Russian journalist and art historian (1902–1976)

Lev Dmitriyevich Lybimov (Russian: Лев Дмитриевич Любимов; 31 July 1902, Tula, Russia – 1 January 1976) was a Russian journalist, writer and art historian; author of the book of recollections entitled “Na chuzbine” («На чужбине», 'In a Strange/Foreign Land'). Lyubimov was a White emigre but returned to Russia after World War II.

== Biography ==

Lev Dmitriyevich Lyubimov was a son of Dmitry Lyubimov, an assistant of the secretary of state of the State Council. In 1919 emigrated to France. He worked (until 1940) for Milyukov's newspaper “Vozrozhdeniye” («Возрождение», 'Rebirth'). During the Nazi occupation of France, Lyubimov resided in Paris.
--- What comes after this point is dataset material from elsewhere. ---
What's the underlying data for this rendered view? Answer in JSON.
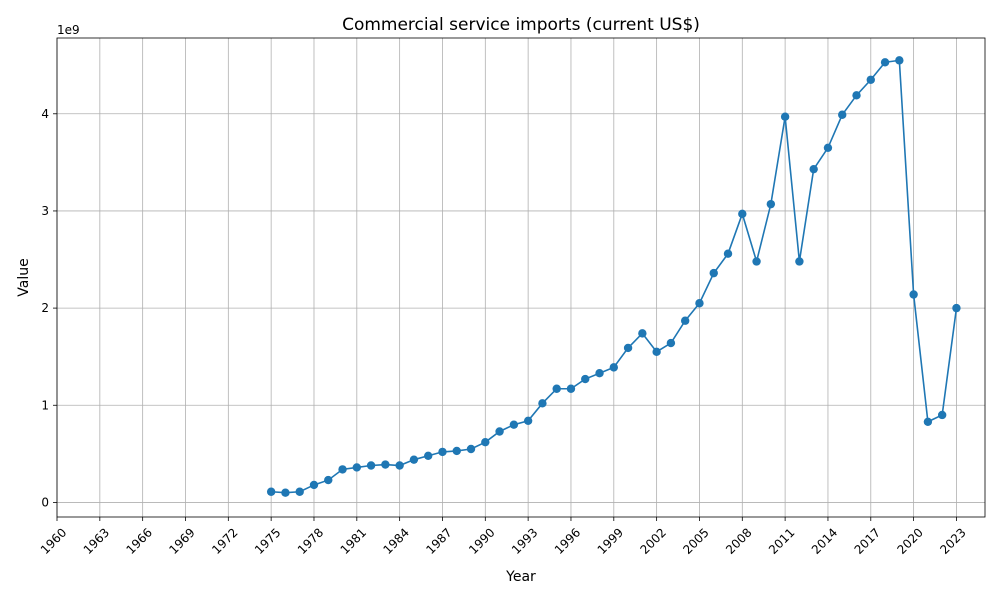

In 1945, he joined the Union of Russian Patriots and contributed to their newspaper "Soviet Patriot" in Paris. In 1946, he was one of the first White emigres to receive the Soviet passport. In November 1947, he was arrested by the French police and together with a number of other emigres who had had the Soviet citizenship instated, he was deported to the Soviet occupation zone of Germany. From there, Lev Lyubimov moved to the USSR. From 1948 on, he lived and worked in Moscow.

He published a number of books European and Russian art (incl. ancient Russia). He is also the author of the book of recollections «Na chuzhbine» (1963), in which he describes the figures of Russian emigration, e.g. Kuprin, Bunin, Rakhmaninov, Alechin.

Lev Dmitriyevich Lyubimov died in 1976.